The musical that Bale's admirers discovered retroactively, after being turned on by his performance in Little Women, was released at a time when no one was dying to have the musical form revived. Even if they had been, it wouldn't have been this musical. "I never had any interest in doing a musical," Bale says. "I still don't. In fact, when I first read the script, I thought it wasn't a musical. Later, after I realized it was, I asked Kenny [Ortega] if maybe I could duck over here into the pub while the numbers were going on, and then come out when it was over. I hoped I could be the lead in a musical without doing any singing and dancing! Eventually I said, 'Fuck it, let's just do it.' But I had a lot of doubts about it--I never liked musicals, and even then I knew I'd never do anything like that again."

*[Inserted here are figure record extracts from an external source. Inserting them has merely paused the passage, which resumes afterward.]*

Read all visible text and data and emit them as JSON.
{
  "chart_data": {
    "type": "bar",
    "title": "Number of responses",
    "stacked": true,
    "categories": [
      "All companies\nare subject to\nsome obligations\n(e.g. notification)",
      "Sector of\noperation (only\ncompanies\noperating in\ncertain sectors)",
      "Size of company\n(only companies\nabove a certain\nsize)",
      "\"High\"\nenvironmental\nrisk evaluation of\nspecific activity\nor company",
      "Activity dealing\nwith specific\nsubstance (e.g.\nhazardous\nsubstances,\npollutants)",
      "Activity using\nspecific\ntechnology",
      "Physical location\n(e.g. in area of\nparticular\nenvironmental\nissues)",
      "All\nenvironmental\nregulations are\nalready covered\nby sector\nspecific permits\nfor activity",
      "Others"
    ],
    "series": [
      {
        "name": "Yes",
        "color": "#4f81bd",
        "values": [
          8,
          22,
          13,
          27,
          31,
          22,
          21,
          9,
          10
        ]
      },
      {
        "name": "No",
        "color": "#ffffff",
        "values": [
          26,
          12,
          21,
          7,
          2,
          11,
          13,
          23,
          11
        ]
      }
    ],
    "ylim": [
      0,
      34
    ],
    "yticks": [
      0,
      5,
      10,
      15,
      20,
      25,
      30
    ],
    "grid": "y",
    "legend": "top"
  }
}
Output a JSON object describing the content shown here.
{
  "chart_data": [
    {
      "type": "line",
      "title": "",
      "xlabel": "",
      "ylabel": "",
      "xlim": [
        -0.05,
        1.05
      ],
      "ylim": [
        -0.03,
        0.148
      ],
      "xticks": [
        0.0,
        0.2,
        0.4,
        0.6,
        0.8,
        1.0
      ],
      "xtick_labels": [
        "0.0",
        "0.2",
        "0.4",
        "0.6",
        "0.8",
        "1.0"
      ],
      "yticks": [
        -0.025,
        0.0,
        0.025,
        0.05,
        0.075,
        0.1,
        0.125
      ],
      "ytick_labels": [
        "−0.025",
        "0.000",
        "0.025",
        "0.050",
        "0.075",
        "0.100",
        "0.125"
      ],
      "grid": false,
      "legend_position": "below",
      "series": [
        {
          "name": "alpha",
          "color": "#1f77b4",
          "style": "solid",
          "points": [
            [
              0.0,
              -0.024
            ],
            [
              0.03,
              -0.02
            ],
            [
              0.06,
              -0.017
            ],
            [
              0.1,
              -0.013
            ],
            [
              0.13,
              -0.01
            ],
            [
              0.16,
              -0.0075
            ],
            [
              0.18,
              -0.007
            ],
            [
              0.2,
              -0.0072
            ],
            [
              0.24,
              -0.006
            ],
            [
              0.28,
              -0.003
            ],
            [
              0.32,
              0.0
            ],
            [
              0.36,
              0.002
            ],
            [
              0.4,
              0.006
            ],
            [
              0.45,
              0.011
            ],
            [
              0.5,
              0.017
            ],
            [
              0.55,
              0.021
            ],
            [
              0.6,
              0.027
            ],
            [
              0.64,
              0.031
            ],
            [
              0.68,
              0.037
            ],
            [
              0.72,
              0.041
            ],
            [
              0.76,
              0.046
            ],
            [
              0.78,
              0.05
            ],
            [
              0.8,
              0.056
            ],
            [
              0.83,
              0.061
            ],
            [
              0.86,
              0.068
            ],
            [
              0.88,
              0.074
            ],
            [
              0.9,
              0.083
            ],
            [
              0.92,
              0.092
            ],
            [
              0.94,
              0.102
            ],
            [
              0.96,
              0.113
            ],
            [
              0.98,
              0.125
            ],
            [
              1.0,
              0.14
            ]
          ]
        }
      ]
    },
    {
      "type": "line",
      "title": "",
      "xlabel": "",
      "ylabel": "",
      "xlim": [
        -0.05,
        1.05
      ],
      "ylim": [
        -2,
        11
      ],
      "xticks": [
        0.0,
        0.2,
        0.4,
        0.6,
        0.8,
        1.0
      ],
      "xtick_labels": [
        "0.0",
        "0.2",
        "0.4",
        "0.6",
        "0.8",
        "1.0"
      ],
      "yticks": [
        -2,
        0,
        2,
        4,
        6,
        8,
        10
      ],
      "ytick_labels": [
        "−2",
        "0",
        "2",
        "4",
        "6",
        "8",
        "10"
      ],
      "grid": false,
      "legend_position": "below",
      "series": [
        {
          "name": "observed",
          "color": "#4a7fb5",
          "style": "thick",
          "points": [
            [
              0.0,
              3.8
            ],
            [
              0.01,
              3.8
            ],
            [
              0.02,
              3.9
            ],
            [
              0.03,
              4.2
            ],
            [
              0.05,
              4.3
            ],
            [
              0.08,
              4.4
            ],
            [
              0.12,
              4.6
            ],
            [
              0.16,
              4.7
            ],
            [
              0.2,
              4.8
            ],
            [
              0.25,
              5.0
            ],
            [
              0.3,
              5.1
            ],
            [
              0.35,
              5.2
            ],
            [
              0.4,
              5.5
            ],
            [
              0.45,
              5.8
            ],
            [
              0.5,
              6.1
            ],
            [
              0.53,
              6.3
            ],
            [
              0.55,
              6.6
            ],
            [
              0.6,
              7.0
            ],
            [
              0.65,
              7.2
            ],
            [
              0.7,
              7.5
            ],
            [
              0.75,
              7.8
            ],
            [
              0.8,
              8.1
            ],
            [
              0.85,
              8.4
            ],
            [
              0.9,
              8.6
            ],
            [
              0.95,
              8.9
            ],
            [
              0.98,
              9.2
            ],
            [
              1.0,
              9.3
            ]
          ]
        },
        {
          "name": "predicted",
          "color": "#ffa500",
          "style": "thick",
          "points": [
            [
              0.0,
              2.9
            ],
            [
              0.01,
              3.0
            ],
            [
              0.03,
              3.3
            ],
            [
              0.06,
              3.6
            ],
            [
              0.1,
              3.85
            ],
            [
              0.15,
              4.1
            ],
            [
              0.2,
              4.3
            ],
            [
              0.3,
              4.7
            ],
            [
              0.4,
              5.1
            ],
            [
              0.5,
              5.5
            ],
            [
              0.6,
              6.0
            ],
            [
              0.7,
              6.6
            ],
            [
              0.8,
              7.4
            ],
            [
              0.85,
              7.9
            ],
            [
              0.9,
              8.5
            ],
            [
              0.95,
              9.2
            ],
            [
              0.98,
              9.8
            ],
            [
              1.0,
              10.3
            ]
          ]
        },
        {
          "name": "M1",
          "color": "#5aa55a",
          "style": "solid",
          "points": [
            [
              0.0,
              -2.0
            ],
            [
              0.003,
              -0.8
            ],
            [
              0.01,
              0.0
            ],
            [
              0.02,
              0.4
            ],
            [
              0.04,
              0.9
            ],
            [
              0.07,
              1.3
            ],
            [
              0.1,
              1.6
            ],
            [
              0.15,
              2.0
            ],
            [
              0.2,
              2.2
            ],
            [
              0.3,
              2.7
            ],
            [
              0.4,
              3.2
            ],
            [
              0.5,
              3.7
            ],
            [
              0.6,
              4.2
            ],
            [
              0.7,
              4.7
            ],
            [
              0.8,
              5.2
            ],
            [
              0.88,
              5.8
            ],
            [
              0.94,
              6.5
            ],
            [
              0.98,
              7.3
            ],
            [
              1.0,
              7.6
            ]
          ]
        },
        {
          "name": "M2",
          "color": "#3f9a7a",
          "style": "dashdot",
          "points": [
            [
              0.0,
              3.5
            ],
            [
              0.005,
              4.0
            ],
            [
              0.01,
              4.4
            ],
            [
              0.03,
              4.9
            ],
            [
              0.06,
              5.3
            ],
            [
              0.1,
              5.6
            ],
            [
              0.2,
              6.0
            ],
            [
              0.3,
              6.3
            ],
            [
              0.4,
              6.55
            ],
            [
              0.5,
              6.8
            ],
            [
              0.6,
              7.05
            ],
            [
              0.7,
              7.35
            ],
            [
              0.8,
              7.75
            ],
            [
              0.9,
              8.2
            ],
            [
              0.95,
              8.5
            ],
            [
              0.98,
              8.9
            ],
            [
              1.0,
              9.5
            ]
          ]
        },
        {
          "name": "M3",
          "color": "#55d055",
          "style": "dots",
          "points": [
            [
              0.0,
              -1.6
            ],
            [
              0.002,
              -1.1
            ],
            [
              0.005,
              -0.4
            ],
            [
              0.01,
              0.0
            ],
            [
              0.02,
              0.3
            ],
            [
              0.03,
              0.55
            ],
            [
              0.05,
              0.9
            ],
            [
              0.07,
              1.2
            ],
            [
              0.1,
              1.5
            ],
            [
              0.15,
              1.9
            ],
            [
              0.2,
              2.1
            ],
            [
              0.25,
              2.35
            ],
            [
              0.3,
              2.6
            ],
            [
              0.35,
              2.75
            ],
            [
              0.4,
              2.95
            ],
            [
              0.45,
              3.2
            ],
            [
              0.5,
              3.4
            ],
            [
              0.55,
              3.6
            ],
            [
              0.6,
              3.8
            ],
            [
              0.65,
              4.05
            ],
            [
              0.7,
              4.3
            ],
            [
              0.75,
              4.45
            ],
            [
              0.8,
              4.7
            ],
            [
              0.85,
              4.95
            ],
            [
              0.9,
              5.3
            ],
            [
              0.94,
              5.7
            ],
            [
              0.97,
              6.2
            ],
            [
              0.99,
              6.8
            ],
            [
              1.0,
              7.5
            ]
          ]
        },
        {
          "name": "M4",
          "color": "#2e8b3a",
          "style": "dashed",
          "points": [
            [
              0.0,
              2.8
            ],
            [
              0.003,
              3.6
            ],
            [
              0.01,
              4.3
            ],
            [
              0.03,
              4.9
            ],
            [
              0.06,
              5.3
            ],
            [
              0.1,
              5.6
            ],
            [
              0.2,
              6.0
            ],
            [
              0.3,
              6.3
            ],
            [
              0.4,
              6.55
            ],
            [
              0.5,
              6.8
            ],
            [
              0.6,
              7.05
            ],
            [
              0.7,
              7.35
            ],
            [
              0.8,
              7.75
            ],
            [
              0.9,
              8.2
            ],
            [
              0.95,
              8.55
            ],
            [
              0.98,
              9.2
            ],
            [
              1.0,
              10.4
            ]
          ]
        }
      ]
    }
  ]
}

Maybe it's me, but I get the sense that no matter how sunny Bale's sky gets. Newsies will always occupy a corner of it like a dark cloud heavy with hailstones. But Bale maintains he's philosophical about what would have sent other young careers into smoking tailspins. "I look back on it rather fondly now. It was either go to college or go to California and do Newsies. I decided to do the film. Which was an education.